Still, the flurry of activity in the ethics case against Hickenlooper comes during a critical period in the Colorado Senate race. The primary is just more than two weeks away, and Democratic and unaffiliated voters in the state began receiving mail-in ballots this week.
Jesse Hunt, the communications director for the National Republican Senatorial Committee, said that the ethics violations presented a “serious problem for him with Colorado voters.” Republicans are already planning to use the controversy against Hickenlooper if he wins the Democratic nomination.
“The fact that he was held in contempt because he refused to comply with a subpoena shows you he’s afraid to be transparent about what he did during his time as governor and fuels further questions about his unethical behavior,” Hunt said.
There are also some bright spots for Romanoff, a progressive who backs “Medicare for All” and the Green New Deal. Romanoff scored a decisive victory over Hickenlooper in the Colorado Democratic caucuses in March.
At the same time, Sen. Bernie Sanders (I-Vt.) carried Colorado in the March 3 presidential primaries, making it one of only four states that went for the progressive firebrand on Super Tuesday and suggesting that the left flank of the Democratic Party may have momentum in the state.
But Democratic operatives in Colorado and Washington say that Hickenlooper still has the advantage both in the primary and in the general election in November.
After being elected to two terms as mayor of Denver, he went on to serve two terms in the Colorado governor’s mansion from 2011 until 2019. He also ran briefly for the 2020 Democratic presidential nomination last year before exiting the race and launching his Senate bid.
He has near-universal name recognition in Colorado and the backing of national Democrats, including the Democratic Senatorial Campaign Committee, which endorsed the former governor last August.

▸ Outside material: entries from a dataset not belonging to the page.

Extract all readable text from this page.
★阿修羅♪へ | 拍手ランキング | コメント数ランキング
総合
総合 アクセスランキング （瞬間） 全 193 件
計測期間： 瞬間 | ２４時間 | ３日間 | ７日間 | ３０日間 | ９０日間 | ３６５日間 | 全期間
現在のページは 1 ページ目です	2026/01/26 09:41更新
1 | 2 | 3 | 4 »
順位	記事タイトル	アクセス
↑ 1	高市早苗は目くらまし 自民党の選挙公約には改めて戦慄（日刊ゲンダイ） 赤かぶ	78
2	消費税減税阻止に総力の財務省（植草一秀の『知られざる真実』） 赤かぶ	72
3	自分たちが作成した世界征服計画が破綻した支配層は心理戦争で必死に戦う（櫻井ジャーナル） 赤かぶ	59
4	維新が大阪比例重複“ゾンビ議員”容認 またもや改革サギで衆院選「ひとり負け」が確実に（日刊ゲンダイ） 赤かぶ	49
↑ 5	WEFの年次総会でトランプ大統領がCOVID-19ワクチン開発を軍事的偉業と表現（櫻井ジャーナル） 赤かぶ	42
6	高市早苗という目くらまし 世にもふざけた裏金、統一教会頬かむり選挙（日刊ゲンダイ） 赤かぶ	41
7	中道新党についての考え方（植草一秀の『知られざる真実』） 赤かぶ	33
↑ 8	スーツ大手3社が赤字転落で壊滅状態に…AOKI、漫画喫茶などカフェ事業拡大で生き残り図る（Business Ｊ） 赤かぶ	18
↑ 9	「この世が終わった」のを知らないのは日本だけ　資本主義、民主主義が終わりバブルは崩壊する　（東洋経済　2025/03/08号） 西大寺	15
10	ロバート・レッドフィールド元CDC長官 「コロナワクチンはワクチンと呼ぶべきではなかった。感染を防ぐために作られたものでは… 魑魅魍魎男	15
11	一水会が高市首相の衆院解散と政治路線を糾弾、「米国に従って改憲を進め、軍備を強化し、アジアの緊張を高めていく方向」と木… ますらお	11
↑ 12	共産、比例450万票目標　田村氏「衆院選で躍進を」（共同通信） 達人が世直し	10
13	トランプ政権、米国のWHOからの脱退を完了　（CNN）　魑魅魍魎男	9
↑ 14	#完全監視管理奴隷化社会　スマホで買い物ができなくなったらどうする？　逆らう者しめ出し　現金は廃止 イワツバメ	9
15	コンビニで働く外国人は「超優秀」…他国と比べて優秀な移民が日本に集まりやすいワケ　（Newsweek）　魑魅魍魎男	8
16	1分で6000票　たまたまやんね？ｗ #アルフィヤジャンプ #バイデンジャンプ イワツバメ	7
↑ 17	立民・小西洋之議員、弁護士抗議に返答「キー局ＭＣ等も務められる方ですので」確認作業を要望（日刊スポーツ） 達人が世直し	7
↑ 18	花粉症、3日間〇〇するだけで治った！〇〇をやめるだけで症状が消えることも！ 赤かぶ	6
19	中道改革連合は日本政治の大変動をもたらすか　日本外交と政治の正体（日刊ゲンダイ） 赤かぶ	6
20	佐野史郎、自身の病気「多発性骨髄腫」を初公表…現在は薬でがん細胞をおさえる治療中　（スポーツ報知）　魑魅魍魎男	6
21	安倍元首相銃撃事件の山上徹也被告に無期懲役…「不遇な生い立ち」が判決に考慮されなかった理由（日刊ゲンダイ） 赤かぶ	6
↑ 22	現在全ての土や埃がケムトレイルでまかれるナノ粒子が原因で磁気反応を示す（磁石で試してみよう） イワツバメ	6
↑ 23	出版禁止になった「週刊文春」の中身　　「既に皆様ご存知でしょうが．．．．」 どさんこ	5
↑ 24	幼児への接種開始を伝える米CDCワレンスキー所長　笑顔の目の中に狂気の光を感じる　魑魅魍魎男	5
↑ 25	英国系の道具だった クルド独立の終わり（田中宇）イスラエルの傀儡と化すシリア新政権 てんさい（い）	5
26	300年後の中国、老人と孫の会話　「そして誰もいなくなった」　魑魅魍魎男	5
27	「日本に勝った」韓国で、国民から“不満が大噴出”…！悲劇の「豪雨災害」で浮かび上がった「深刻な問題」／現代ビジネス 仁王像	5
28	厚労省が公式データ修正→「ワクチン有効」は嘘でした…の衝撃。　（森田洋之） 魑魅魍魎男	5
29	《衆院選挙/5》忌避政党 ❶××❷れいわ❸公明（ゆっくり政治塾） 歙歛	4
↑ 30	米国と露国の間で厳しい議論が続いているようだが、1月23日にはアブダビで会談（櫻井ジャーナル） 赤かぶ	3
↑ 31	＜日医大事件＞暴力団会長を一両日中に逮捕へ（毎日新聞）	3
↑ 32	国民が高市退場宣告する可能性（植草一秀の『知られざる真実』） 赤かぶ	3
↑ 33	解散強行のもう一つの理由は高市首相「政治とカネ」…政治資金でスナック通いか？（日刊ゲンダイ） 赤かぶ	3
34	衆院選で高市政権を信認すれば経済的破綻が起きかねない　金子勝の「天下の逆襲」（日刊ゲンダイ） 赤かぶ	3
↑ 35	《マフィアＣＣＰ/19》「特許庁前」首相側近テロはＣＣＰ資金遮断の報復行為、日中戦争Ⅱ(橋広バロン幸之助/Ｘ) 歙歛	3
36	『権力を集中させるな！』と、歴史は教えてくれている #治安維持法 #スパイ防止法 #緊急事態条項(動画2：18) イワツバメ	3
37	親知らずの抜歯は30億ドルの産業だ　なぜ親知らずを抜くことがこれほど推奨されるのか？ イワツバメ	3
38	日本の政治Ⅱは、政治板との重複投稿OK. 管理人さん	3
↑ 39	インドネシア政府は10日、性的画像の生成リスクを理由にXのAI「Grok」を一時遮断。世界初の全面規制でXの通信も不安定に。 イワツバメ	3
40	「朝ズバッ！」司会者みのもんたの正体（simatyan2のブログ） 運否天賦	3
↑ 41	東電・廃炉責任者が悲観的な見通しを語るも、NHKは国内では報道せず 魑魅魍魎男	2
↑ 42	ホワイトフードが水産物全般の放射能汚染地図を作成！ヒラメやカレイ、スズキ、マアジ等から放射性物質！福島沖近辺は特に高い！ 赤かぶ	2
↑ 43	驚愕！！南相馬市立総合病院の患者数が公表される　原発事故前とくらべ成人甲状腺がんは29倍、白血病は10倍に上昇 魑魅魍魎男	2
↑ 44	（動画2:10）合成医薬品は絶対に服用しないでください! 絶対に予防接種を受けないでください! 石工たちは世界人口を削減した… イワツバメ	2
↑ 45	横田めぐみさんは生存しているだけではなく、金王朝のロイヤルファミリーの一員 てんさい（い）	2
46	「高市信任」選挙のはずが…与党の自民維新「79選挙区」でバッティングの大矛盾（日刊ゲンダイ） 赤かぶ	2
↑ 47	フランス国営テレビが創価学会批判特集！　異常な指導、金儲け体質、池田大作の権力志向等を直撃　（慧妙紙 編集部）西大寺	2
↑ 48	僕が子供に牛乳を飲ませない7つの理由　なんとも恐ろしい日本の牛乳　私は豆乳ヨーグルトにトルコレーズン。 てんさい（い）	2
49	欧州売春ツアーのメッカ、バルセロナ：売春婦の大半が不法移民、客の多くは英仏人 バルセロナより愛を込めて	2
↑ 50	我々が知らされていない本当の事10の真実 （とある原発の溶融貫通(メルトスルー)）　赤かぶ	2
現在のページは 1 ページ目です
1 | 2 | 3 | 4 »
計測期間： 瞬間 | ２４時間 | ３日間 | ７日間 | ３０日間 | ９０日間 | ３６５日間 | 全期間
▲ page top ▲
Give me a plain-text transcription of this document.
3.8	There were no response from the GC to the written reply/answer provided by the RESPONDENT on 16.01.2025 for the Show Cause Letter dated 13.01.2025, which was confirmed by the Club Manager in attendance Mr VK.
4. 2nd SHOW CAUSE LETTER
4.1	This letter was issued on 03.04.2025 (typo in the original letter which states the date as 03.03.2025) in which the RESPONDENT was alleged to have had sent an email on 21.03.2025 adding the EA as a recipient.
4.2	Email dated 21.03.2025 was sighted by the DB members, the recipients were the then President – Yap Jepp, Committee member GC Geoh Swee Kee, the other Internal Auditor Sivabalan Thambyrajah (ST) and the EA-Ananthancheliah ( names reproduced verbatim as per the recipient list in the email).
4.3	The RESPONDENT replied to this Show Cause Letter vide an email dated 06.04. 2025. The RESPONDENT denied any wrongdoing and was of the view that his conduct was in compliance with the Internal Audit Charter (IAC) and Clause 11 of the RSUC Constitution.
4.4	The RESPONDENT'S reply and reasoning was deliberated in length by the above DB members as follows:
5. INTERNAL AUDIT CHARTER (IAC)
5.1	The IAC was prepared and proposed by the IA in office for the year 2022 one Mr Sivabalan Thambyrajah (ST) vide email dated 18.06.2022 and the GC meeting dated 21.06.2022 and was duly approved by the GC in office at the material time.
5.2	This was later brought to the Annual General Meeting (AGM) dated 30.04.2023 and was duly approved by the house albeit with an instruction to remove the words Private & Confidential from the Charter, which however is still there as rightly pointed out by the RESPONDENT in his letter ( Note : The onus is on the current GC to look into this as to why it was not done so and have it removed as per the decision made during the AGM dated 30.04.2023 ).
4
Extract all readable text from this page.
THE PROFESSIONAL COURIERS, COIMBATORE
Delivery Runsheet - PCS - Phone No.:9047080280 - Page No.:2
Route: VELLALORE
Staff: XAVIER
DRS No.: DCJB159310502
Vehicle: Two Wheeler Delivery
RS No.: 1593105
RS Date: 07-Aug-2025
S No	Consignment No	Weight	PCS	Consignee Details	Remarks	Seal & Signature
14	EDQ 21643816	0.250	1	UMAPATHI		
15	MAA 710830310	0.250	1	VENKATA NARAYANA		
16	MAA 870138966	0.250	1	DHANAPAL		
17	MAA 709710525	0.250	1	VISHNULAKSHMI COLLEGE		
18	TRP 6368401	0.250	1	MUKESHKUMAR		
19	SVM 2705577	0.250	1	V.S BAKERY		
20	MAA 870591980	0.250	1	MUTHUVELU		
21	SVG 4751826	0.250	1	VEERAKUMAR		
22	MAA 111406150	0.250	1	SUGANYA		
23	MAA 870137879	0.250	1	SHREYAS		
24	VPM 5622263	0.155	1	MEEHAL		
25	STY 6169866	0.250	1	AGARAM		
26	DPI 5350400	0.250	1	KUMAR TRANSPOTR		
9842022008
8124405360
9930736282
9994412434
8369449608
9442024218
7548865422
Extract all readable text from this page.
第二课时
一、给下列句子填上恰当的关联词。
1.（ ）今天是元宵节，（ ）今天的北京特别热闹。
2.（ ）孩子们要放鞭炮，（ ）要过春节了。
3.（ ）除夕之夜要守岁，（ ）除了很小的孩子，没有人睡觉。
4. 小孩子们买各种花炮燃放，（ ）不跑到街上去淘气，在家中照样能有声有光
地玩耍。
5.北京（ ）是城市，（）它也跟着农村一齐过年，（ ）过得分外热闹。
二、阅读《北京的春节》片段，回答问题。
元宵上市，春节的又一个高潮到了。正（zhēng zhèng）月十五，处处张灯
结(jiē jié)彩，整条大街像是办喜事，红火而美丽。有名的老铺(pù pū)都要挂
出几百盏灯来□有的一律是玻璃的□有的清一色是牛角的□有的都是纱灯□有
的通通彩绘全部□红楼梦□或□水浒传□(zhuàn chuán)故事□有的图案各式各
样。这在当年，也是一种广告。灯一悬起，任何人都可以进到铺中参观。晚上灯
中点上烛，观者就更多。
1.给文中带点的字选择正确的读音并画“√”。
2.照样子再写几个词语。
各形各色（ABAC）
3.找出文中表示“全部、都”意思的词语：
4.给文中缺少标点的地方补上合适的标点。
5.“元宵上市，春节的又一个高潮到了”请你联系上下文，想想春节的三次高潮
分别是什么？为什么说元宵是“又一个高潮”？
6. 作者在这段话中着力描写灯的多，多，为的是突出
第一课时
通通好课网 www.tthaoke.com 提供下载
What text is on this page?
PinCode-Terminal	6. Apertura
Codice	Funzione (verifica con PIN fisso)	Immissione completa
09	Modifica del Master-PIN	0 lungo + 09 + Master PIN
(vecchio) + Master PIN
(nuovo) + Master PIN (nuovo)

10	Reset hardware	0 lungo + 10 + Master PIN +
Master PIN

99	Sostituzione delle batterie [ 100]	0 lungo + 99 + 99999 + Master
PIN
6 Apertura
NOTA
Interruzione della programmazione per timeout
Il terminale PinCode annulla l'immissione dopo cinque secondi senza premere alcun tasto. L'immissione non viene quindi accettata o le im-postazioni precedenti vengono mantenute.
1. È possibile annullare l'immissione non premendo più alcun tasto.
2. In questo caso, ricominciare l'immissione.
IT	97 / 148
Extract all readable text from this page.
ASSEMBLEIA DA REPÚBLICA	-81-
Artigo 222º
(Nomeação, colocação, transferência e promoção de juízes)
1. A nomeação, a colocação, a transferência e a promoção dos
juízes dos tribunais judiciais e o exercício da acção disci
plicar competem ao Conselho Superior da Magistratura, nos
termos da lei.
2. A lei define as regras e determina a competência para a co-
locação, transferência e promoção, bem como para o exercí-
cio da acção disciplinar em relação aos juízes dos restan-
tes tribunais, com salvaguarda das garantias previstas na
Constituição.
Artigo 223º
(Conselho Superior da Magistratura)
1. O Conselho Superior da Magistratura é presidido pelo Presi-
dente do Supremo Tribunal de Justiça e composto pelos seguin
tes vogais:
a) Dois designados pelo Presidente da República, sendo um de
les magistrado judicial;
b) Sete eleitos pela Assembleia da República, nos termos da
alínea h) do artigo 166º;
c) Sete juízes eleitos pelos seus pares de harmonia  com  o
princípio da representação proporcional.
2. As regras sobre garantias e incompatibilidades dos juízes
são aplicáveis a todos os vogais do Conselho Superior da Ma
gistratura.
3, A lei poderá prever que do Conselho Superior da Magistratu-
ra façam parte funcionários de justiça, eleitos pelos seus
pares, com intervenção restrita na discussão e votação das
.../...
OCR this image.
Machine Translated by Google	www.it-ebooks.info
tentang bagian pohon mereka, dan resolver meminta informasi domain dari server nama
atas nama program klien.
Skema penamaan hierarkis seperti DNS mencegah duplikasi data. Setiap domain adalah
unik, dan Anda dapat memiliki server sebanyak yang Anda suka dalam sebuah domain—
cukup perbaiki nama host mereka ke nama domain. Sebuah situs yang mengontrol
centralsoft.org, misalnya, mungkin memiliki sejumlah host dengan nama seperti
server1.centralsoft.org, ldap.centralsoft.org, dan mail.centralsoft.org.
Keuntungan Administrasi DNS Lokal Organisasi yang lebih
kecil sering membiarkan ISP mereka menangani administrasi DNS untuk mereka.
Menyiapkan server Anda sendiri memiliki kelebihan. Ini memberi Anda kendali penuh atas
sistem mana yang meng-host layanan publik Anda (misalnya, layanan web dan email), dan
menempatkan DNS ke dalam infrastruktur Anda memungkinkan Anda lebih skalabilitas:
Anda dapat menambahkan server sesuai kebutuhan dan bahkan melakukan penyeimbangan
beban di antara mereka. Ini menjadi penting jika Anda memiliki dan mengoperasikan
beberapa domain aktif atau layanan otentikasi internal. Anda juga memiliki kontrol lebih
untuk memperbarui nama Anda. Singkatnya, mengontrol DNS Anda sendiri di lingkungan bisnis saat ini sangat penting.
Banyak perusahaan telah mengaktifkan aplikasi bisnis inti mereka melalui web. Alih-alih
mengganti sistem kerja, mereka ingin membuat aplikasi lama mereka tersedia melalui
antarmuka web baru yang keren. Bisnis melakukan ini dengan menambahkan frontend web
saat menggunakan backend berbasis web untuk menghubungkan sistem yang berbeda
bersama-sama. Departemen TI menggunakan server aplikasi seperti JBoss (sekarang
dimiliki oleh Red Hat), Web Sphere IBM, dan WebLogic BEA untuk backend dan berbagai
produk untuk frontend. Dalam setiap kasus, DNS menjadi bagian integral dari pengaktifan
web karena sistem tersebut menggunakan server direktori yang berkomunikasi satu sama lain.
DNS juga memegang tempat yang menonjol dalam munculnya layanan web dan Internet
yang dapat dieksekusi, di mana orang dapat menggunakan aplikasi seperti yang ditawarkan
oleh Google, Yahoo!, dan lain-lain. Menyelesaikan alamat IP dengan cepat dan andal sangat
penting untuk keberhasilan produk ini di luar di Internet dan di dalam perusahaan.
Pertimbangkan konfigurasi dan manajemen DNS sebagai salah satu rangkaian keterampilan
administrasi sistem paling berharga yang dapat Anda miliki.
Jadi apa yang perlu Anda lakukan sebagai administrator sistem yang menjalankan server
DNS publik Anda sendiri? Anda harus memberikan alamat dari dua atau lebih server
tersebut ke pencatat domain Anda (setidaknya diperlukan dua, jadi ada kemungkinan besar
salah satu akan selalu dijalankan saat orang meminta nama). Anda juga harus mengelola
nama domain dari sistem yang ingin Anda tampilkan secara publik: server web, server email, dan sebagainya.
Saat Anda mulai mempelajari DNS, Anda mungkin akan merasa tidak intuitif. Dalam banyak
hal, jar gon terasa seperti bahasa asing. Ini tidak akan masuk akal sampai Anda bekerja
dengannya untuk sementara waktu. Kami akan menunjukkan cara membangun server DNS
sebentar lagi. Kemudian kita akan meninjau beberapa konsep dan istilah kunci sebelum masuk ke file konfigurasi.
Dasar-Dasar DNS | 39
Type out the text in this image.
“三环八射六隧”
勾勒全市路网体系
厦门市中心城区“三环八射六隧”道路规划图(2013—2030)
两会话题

He also has a massive financial advantage over Romanoff. In the first quarter of 2020, Hickenlooper’s campaign brought in more than $4 million to Romanoff’s $421,000. At the end of the period, the former governor reported having nearly $4.9 million on hand, while Romanoff lagged at about $806,000.
Whichever candidate pulls off a win on June 30 will face off against Gardner in November in one of the closest-watched Senate races of the 2020 cycle.
Gardner’s seat is one of four Republican-held seats that both parties see as pivotal to deciding control of the Senate this year. Election handicappers currently rate the race as a toss-up.
Democrats need to flip three or four Republican-held seats, depending on which party wins control of the White House, to recapture a majority in the Senate. But one of the party’s incumbents, Sen. Doug Jones (D-Ala.), is in serious political danger, so Democrats will likely need to win at least four GOP Senate seats this year.
But Gardner, a first-term senator who was elected in 2014, is in a particularly vulnerable position. Hillary Clinton carried Colorado in the 2016 by nearly 5 points.
Since then, the state has continued to shift to the left. In 2018, current Gov. Jared Polis (D) won a decisive 10-point victory to succeed Hickenlooper as governor and Rep. Jason Crow (D-Colo.) defeated five-term Rep. Mike Coffman (R-Colo.) in a district that had been in Republican hands for more than three decades.
That same year, Democrats seized control of Colorado’s state government for the first time since 1936 after winning control of the state Senate and three statewide offices.
Polling in the match-up between Hickenlooper and Gardner has been scarce, but a Keating-Onsight-Melanson survey last month showed the former governor leading Gardner 54 percent to 36 percent.
Republicans acknowledged Gardner’s precarious position in the race but argued that Hickenlooper’s ethics violations could give the GOP senator an opening with unaffiliated and less ideologically driven voters in the fall.
“There are folks that — not everything is ideological,” said one GOP official who asked for anonymity to speak candidly about the state of the race. “They might be voting against Republicans and Trump this time around. But I do think there are nonideological voters out there that will go for Cory Gardner.”